Authorities are stepping up their crackdown on illegal fundraising scams. In a report published on Tuesday, the State Administration of Taxation warned that fundraising fraud had caused damage to financial markets and that authorities will take measures to stop unauthorized investment funds from operating in China. In addition, the report noted that the number of criminal cases related to private investment and financial intermediaries had increased by about 50 percent year-on-year and that most of these crimes were committed by private firms.
On Tuesday, a spokesman for the Shanghai Public Security Bureau said that the agency was working with law enforcement agencies nationwide to investigate and prosecute illegal fundraising cases in the financial industry. The spokesman also warned the public to be aware of fraudulent activities. He added that the public should not believe advertising or promotional materials from any private investment and financial institutions, according to Reuters.
In the United States, Chinese nationals have been accused of stealing trade secrets and working as agents for Beijing’s Ministry of State Security (MSS). The FBI has charged Chinese nationals with espionage in 2021. In one instance, a man whose name was publicly released in court documents discussed illicit merchandise trading with a partner named in the transcripts as a crime boss in China. “If Colombia is known for drugs, Africa is known for conflict, and now China is well known for smuggling,” he said.
Other espionage cases have included Chinese hackers who stole information from the United States. For example, in 2022, a U.S. national was convicted of smuggling trade secrets from Boeing and other companies for the MSS. The information stolen by the hacker included engineering data for the Space Shuttle, C-17 military transport aircraft, and the Delta IV rocket.

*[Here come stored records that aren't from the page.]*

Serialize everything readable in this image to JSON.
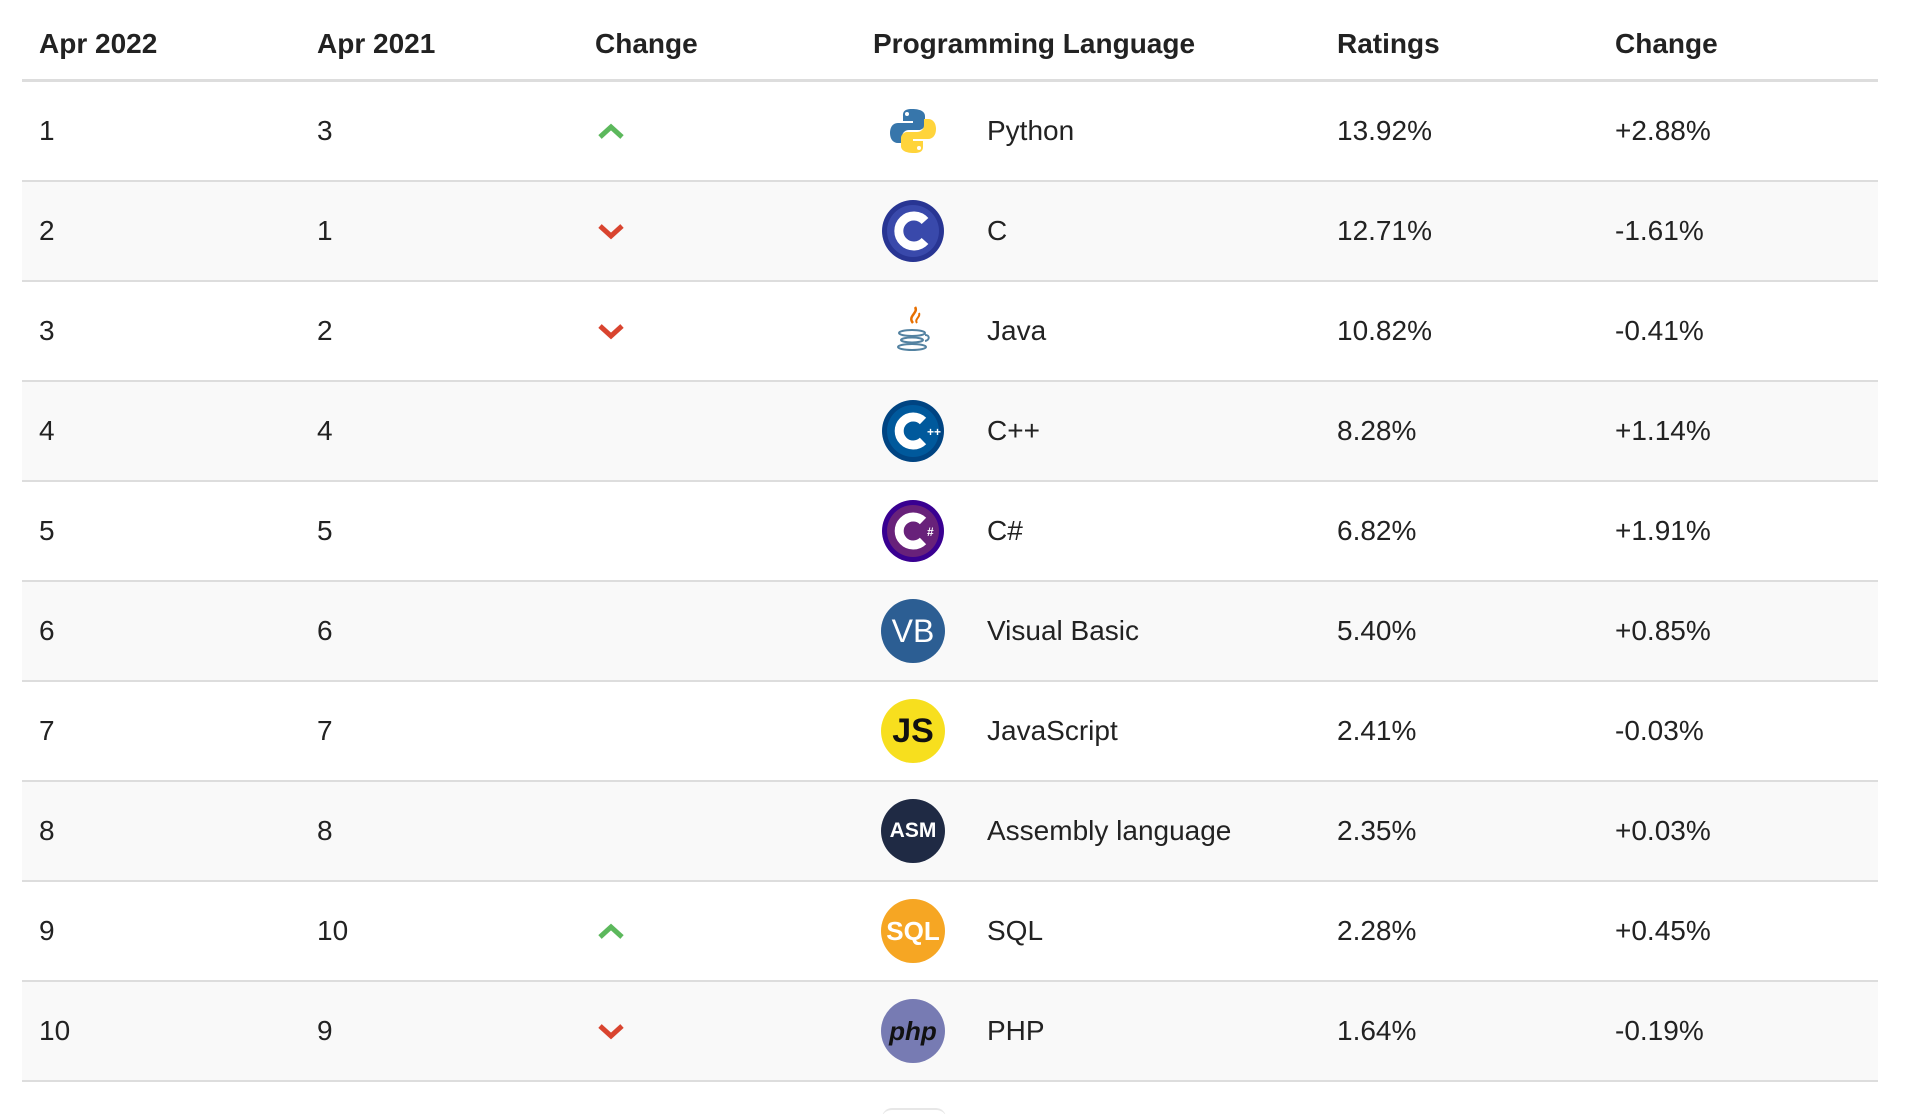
{
  "columns": [
    "Apr 2022",
    "Apr 2021",
    "Change",
    "Programming Language",
    "Ratings",
    "Change"
  ],
  "colors": {
    "up": "#5cb85c",
    "down": "#d9442f",
    "row_alt": "#f9f9f9",
    "border": "#dddddd"
  },
  "rows": [
    {
      "rank_2022": "1",
      "rank_2021": "3",
      "trend": "up",
      "logo": "python-icon",
      "language": "Python",
      "rating": "13.92%",
      "change": "+2.88%"
    },
    {
      "rank_2022": "2",
      "rank_2021": "1",
      "trend": "down",
      "logo": "c-icon",
      "language": "C",
      "rating": "12.71%",
      "change": "-1.61%"
    },
    {
      "rank_2022": "3",
      "rank_2021": "2",
      "trend": "down",
      "logo": "java-icon",
      "language": "Java",
      "rating": "10.82%",
      "change": "-0.41%"
    },
    {
      "rank_2022": "4",
      "rank_2021": "4",
      "trend": "none",
      "logo": "cpp-icon",
      "language": "C++",
      "rating": "8.28%",
      "change": "+1.14%"
    },
    {
      "rank_2022": "5",
      "rank_2021": "5",
      "trend": "none",
      "logo": "csharp-icon",
      "language": "C#",
      "rating": "6.82%",
      "change": "+1.91%"
    },
    {
      "rank_2022": "6",
      "rank_2021": "6",
      "trend": "none",
      "logo": "visual-basic-icon",
      "logo_text": "VB",
      "language": "Visual Basic",
      "rating": "5.40%",
      "change": "+0.85%"
    },
    {
      "rank_2022": "7",
      "rank_2021": "7",
      "trend": "none",
      "logo": "javascript-icon",
      "logo_text": "JS",
      "language": "JavaScript",
      "rating": "2.41%",
      "change": "-0.03%"
    },
    {
      "rank_2022": "8",
      "rank_2021": "8",
      "trend": "none",
      "logo": "assembly-icon",
      "logo_text": "ASM",
      "language": "Assembly language",
      "rating": "2.35%",
      "change": "+0.03%"
    },
    {
      "rank_2022": "9",
      "rank_2021": "10",
      "trend": "up",
      "logo": "sql-icon",
      "logo_text": "SQL",
      "language": "SQL",
      "rating": "2.28%",
      "change": "+0.45%"
    },
    {
      "rank_2022": "10",
      "rank_2021": "9",
      "trend": "down",
      "logo": "php-icon",
      "logo_text": "php",
      "language": "PHP",
      "rating": "1.64%",
      "change": "-0.19%"
    }
  ]
}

Despite being in China, Zhang was a vocal supporter of the pro-democracy movement in Hong Kong that ended in bloodshed and mass arrests by Communist Party police in September 2019. She was one of 65 people detained for standing up against government repression, holding umbrellas to stand in solidarity with those protesting on the streets.

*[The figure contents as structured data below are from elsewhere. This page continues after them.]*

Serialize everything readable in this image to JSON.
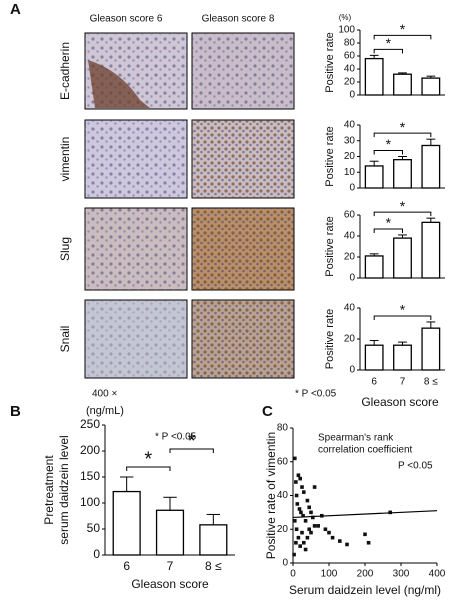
{
  "panel_a": {
    "label": "A",
    "column_headers": [
      "Gleason score 6",
      "Gleason score 8"
    ],
    "row_labels": [
      "E-cadherin",
      "vimentin",
      "Slug",
      "Snail"
    ],
    "magnification": "400 ×",
    "note": "* P <0.05",
    "x_label": "Gleason score",
    "y_unit": "(%)"
  },
  "chart_data": [
    {
      "type": "bar",
      "y_label": "Positive rate",
      "values": [
        56,
        32,
        26
      ],
      "errors": [
        5,
        2,
        3
      ],
      "ylim": [
        0,
        100
      ],
      "yticks": [
        0,
        20,
        40,
        60,
        80,
        100
      ],
      "significance": [
        {
          "between": [
            0,
            1
          ],
          "label": "*"
        },
        {
          "between": [
            0,
            2
          ],
          "label": "*"
        }
      ]
    },
    {
      "type": "bar",
      "y_label": "Positive rate",
      "values": [
        14,
        18,
        27
      ],
      "errors": [
        3,
        2,
        4
      ],
      "ylim": [
        0,
        40
      ],
      "yticks": [
        0,
        10,
        20,
        30,
        40
      ],
      "significance": [
        {
          "between": [
            0,
            1
          ],
          "label": "*"
        },
        {
          "between": [
            0,
            2
          ],
          "label": "*"
        }
      ]
    },
    {
      "type": "bar",
      "y_label": "Positive rate",
      "values": [
        21,
        38,
        53
      ],
      "errors": [
        2,
        3,
        4
      ],
      "ylim": [
        0,
        60
      ],
      "yticks": [
        0,
        20,
        40,
        60
      ],
      "significance": [
        {
          "between": [
            0,
            1
          ],
          "label": "*"
        },
        {
          "between": [
            0,
            2
          ],
          "label": "*"
        }
      ]
    },
    {
      "type": "bar",
      "y_label": "Positive rate",
      "categories": [
        "6",
        "7",
        "8 ≤"
      ],
      "values": [
        16,
        16,
        27
      ],
      "errors": [
        3,
        2,
        4
      ],
      "ylim": [
        0,
        40
      ],
      "yticks": [
        0,
        20,
        40
      ],
      "significance": [
        {
          "between": [
            0,
            2
          ],
          "label": "*"
        }
      ]
    },
    {
      "type": "bar",
      "panel": "B",
      "y_label": [
        "Pretreatment",
        "serum daidzein  level"
      ],
      "y_unit": "(ng/mL)",
      "note": "* P <0.05",
      "x_label": "Gleason score",
      "categories": [
        "6",
        "7",
        "8 ≤"
      ],
      "values": [
        122,
        86,
        58
      ],
      "errors": [
        28,
        25,
        20
      ],
      "ylim": [
        0,
        250
      ],
      "yticks": [
        0,
        50,
        100,
        150,
        200,
        250
      ],
      "significance": [
        {
          "between": [
            0,
            1
          ],
          "label": "*"
        },
        {
          "between": [
            1,
            2
          ],
          "label": "*"
        }
      ]
    },
    {
      "type": "scatter",
      "panel": "C",
      "x_label": "Serum daidzein level (ng/ml)",
      "y_label": "Positive rate of vimentin",
      "annotation": [
        "Spearman's rank",
        "correlation coefficient"
      ],
      "note": "P <0.05",
      "x": [
        5,
        8,
        10,
        15,
        20,
        25,
        30,
        12,
        18,
        22,
        28,
        35,
        40,
        45,
        50,
        55,
        60,
        60,
        5,
        10,
        15,
        20,
        25,
        30,
        35,
        40,
        45,
        50,
        70,
        80,
        90,
        100,
        110,
        130,
        150,
        200,
        210,
        270,
        3,
        8
      ],
      "y": [
        62,
        48,
        40,
        52,
        50,
        45,
        42,
        35,
        32,
        30,
        28,
        25,
        37,
        33,
        30,
        27,
        45,
        22,
        25,
        20,
        15,
        10,
        18,
        12,
        8,
        15,
        20,
        18,
        22,
        28,
        20,
        18,
        15,
        13,
        11,
        17,
        12,
        30,
        5,
        12
      ],
      "fit_line": {
        "x": [
          0,
          400
        ],
        "y": [
          27,
          31
        ]
      },
      "xlim": [
        0,
        400
      ],
      "xticks": [
        0,
        100,
        200,
        300,
        400
      ],
      "ylim": [
        0,
        80
      ],
      "yticks": [
        0,
        20,
        40,
        60,
        80
      ]
    }
  ]
}
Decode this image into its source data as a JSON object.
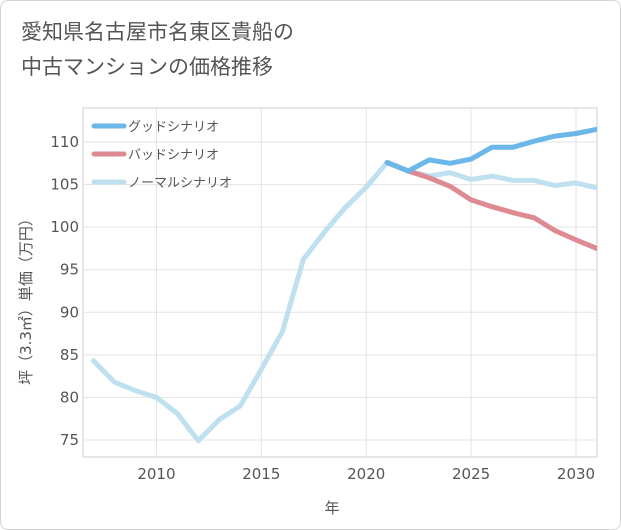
{
  "title_lines": [
    "愛知県名古屋市名東区貴船の",
    "中古マンションの価格推移"
  ],
  "chart_data": {
    "type": "line",
    "xlabel": "年",
    "ylabel": "坪（3.3㎡）単価（万円）",
    "xlim": [
      2006.5,
      2031
    ],
    "ylim": [
      73,
      114
    ],
    "x_ticks": [
      2010,
      2015,
      2020,
      2025,
      2030
    ],
    "y_ticks": [
      75,
      80,
      85,
      90,
      95,
      100,
      105,
      110
    ],
    "grid": true,
    "legend_position": "top-left",
    "series": [
      {
        "name": "グッドシナリオ",
        "color": "#6bb7ea",
        "x": [
          2021,
          2022,
          2023,
          2024,
          2025,
          2026,
          2027,
          2028,
          2029,
          2030,
          2031
        ],
        "y": [
          107.6,
          106.6,
          107.9,
          107.5,
          108.0,
          109.4,
          109.4,
          110.1,
          110.7,
          111.0,
          111.5
        ]
      },
      {
        "name": "バッドシナリオ",
        "color": "#de8a93",
        "x": [
          2021,
          2022,
          2023,
          2024,
          2025,
          2026,
          2027,
          2028,
          2029,
          2030,
          2031
        ],
        "y": [
          107.6,
          106.6,
          105.8,
          104.8,
          103.2,
          102.4,
          101.7,
          101.1,
          99.6,
          98.5,
          97.5
        ]
      },
      {
        "name": "ノーマルシナリオ",
        "color": "#bfe0ef",
        "x": [
          2007,
          2008,
          2009,
          2010,
          2011,
          2012,
          2013,
          2014,
          2015,
          2016,
          2017,
          2018,
          2019,
          2020,
          2021,
          2022,
          2023,
          2024,
          2025,
          2026,
          2027,
          2028,
          2029,
          2030,
          2031
        ],
        "y": [
          84.3,
          81.8,
          80.8,
          80.0,
          78.1,
          74.9,
          77.4,
          79.0,
          83.3,
          87.7,
          96.2,
          99.4,
          102.3,
          104.7,
          107.6,
          106.6,
          106.0,
          106.4,
          105.6,
          106.0,
          105.5,
          105.5,
          104.9,
          105.2,
          104.6
        ]
      }
    ]
  }
}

The South China Morning Post (SCMP) has been owned several times over the years, and there were concerns that Beijing would influence the paper each time. However, it needs to be clarified whether the current ownership by Malaysian commodities and property tycoon Robert Kuok will lead to changes in its editorial direction. The newspaper is widely believed to have lost about $1 billion in the last two years. However, the losses have encouraged Mr. Kuok to continue investing in the media industry.